The army of the elephant, turned back by birds — in the year the Prophet ﷺ was born.

ف ي ل
Root
1
Quranic occurrences
Nations & Peoples

Ashab al-Fil — the Companions of the Elephant — are the subject of one of the shortest and most concentrated surahs in the Quran: Surah Al-Fil (105). The account in five verses describes the destruction of an army that came to demolish the Kaabah: Allah sent birds against them carrying stones of hardened clay, reducing them to eaten straw.

The historical event is well-documented: in approximately 570 CE (the Year of the Elephant, which is also the year of the Prophet's birth), Abraha — the Abyssinian viceroy of Yemen — marched on Mecca with an army that included war elephants. He intended to destroy the Kaabah and redirect Arab pilgrimage to his cathedral in Sana'a. The Qurayshi defender Abd al-Muttalib (the Prophet's grandfather) reportedly withdrew to the surrounding hills, saying: 'The House belongs to Allah — let Him defend it.' The army was destroyed before it reached the Kaabah.

The Quran frames this event not as a military victory for Mecca but as a divine demonstration. The agents of destruction were not armies or natural disasters but tiny birds (ababil — swallows or swifts) carrying small stones. The choice of these instruments is theologically deliberate: the most overwhelming military force in Arabia at the time (war elephants) was destroyed by the smallest possible divine agents. Power belongs to Allah alone, and He deploys it through whatever instrument He chooses.

Root occurrence breakdown

fīl
1

Fil appears once in the Quran, in Surah Al-Fil (105:1), which is named for it. The surah's five verses constitute the entire Quranic account of the event. It is addressed as a reminder to the Prophet ﷺ and by extension to Quraysh: 'Have you not considered how your Lord dealt with the Companions of the Elephant?'

Key ayahs

Al-Fil 105:1-5

أَلَمْ تَرَ كَيْفَ فَعَلَ رَبُّكَ بِأَصْحَابِ الْفِيلِ أَلَمْ يَجْعَلْ كَيْدَهُمْ فِي تَضْلِيلٍ وَأَرْسَلَ عَلَيْهِمْ طَيْرًا أَبَابِيلَ تَرْمِيهِم بِحِجَارَةٍ مِّن سِجِّيلٍ فَجَعَلَهُمْ كَعَصْفٍ مَّأْكُولٍ

Have you not considered how your Lord dealt with the Companions of the Elephant? Did He not make their plan into misguidance? And He sent against them birds in flocks, pelting them with stones of hardened clay, making them like eaten straw.

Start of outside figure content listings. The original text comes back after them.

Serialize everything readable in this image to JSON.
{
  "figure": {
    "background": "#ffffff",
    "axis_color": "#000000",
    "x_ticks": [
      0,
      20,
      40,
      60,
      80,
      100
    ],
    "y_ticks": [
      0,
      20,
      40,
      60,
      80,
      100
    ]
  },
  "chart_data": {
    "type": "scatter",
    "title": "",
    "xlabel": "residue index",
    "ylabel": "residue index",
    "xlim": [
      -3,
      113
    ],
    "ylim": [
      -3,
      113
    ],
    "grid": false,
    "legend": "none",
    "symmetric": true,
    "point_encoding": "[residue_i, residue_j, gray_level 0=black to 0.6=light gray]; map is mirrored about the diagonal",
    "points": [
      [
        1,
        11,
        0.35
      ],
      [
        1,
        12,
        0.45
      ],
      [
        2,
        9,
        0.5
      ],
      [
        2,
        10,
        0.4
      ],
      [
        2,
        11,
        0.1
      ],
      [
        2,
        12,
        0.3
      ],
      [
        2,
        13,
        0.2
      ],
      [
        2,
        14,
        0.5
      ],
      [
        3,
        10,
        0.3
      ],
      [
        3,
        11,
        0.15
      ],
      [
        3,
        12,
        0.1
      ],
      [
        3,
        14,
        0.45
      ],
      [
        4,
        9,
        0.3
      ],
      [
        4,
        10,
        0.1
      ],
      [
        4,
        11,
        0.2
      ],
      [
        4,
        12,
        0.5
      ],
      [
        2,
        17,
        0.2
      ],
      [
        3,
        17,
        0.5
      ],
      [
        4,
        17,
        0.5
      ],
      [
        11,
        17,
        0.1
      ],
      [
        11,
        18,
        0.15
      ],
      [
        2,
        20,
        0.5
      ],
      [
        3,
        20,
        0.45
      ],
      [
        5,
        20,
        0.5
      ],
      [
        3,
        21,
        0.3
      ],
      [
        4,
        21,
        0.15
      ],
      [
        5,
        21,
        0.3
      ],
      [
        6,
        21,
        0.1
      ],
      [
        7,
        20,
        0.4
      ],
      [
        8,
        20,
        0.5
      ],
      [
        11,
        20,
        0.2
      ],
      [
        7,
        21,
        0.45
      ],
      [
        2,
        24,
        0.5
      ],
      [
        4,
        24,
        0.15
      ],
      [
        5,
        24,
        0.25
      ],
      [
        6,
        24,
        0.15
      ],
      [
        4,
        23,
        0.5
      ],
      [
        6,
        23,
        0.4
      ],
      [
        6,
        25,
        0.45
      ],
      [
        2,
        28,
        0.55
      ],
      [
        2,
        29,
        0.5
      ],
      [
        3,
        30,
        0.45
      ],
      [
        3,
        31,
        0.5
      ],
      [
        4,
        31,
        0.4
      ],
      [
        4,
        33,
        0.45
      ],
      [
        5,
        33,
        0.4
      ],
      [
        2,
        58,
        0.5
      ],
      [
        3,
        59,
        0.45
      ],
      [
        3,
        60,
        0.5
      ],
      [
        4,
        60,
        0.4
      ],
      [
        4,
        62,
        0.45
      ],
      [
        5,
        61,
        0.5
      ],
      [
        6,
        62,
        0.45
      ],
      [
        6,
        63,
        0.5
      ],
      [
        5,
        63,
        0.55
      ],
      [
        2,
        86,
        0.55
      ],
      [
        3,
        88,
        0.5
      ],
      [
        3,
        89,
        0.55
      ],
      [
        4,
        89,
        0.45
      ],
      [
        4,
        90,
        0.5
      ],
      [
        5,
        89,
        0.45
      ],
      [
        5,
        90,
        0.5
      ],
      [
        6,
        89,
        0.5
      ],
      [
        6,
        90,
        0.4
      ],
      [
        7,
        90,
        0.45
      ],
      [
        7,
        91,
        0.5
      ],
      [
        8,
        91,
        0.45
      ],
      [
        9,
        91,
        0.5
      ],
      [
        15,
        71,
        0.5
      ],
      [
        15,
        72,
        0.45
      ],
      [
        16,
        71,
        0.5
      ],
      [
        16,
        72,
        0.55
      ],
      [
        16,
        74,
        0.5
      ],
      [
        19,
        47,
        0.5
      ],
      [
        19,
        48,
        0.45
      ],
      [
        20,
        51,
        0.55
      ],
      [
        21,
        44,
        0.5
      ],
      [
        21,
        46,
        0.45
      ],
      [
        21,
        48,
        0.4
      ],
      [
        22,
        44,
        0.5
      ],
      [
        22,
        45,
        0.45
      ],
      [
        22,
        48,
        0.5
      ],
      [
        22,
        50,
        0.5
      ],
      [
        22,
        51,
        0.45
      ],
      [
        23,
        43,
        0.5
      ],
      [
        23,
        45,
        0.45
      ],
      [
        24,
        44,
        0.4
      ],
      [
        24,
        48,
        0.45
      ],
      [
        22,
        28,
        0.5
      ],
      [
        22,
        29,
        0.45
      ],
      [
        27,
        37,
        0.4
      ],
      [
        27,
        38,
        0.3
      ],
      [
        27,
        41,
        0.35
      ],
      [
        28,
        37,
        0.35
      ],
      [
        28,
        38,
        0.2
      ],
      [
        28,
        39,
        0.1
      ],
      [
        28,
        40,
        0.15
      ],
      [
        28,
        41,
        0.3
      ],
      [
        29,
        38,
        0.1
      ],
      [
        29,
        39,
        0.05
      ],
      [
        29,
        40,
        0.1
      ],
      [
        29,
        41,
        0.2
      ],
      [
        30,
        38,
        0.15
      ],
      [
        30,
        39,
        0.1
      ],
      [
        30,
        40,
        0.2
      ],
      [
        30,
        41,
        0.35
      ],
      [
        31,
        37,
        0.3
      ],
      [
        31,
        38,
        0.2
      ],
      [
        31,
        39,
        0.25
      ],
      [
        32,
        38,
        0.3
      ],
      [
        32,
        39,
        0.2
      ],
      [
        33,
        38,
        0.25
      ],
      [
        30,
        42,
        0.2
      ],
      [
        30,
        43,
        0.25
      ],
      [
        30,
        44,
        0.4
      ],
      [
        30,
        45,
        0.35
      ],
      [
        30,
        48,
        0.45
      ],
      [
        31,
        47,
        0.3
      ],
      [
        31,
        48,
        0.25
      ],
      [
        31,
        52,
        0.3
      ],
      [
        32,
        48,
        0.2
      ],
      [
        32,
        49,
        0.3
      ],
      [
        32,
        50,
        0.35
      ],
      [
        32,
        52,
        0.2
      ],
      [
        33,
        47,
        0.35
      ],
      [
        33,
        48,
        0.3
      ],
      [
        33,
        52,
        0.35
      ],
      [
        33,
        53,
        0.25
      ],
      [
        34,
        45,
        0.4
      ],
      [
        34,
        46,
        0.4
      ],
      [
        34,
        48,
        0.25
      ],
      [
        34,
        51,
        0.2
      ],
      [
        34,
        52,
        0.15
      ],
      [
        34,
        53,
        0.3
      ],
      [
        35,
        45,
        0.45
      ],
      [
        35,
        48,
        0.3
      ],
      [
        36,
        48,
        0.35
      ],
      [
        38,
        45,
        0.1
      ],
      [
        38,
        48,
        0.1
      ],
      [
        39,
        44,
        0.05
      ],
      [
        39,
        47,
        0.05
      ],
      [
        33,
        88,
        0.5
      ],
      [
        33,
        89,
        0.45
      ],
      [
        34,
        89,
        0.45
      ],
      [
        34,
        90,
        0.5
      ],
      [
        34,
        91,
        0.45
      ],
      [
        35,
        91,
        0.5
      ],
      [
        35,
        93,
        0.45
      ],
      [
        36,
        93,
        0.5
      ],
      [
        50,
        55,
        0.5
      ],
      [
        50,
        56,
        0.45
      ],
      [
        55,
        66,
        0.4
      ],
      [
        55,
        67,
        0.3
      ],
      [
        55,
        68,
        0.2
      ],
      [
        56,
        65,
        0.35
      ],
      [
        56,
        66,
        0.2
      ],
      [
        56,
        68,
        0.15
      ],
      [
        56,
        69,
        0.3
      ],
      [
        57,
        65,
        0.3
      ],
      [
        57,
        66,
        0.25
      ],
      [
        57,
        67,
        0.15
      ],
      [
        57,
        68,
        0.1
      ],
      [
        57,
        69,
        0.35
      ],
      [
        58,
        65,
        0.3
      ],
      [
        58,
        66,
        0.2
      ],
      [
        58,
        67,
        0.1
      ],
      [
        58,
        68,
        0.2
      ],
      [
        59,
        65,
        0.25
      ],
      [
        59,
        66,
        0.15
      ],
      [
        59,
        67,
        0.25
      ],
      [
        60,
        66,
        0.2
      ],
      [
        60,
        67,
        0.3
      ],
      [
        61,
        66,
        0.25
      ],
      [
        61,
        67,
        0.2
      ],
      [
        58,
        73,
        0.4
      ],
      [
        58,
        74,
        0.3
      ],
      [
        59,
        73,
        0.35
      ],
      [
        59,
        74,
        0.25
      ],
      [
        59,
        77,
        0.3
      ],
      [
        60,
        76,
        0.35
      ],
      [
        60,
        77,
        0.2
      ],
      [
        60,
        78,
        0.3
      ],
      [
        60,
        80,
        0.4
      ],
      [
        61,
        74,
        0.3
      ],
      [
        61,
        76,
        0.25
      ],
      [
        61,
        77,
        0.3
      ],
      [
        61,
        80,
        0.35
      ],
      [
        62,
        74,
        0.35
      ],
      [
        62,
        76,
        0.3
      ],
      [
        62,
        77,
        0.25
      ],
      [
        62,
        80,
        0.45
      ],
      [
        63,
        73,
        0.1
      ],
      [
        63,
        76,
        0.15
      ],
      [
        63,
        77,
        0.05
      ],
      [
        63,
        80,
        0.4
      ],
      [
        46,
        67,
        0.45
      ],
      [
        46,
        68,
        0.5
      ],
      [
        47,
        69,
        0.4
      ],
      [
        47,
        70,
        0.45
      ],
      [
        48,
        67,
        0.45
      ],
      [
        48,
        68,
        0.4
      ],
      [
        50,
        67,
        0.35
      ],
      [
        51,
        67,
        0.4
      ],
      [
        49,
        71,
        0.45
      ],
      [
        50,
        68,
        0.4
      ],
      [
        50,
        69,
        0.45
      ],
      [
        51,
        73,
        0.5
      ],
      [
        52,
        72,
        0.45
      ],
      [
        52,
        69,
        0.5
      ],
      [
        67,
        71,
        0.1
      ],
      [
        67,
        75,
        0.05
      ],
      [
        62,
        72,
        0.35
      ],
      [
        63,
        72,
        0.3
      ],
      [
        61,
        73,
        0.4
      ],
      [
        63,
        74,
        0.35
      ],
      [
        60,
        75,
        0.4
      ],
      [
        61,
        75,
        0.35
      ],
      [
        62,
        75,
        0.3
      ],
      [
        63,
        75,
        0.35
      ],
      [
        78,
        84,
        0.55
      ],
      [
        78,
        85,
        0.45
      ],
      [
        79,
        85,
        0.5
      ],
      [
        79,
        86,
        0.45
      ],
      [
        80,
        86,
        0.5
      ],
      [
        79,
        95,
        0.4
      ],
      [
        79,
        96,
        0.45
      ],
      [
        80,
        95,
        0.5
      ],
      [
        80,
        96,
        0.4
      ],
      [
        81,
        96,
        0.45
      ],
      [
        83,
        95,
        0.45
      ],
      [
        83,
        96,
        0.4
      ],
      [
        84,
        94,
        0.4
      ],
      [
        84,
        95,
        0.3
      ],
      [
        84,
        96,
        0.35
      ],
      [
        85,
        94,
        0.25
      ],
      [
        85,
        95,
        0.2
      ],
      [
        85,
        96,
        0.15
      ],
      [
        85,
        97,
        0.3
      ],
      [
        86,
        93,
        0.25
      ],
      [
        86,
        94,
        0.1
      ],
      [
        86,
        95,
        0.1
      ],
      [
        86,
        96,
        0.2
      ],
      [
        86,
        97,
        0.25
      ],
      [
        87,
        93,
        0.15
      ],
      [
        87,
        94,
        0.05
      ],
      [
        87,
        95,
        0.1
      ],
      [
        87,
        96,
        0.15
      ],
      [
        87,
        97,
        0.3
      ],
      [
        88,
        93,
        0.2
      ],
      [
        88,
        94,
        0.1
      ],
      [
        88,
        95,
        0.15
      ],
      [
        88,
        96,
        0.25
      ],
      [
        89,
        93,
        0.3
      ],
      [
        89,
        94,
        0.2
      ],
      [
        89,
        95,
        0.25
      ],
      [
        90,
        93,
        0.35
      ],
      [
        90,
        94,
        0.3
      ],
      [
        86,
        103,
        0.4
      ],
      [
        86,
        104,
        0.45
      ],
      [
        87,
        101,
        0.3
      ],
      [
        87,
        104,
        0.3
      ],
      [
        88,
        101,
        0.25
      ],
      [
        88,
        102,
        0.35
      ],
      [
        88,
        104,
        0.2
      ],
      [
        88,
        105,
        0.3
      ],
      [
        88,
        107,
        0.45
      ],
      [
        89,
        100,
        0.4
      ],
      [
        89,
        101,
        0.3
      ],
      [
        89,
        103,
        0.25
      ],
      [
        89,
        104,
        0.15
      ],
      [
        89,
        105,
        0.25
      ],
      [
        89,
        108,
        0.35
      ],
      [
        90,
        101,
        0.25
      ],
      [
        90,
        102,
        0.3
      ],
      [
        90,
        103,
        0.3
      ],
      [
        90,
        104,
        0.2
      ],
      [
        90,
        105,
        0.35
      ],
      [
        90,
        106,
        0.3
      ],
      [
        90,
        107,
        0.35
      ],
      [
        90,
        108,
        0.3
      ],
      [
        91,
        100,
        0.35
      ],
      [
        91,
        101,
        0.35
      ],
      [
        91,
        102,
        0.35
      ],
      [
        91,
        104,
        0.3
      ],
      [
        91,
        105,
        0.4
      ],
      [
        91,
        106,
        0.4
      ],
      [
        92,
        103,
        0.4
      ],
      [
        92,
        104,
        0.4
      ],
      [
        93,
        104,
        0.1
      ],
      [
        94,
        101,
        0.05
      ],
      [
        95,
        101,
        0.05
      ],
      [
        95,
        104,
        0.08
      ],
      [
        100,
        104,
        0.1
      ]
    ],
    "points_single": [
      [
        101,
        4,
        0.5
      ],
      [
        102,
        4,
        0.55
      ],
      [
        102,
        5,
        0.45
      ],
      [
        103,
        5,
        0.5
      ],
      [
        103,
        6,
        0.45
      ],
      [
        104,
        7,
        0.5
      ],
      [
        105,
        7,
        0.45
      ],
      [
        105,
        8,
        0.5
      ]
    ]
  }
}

The opening address — 'have you not considered?' (alam tara) — is directed to the Prophet but reaches the audience: this is something you know about, something recent enough to remember. The kayd (plan, scheme) of Abraha was turned into tadlil (misguidance, going astray) — not merely defeated but converted into its opposite. The birds (tayr ababil — birds in flocks) with stones of sijjil (baked clay) destroyed the greatest military force Arabia had seen. The final image — ka-'asfin ma'kul (like eaten straw, devoured chaff) — reduces the elephant army to the most disposable thing imaginable.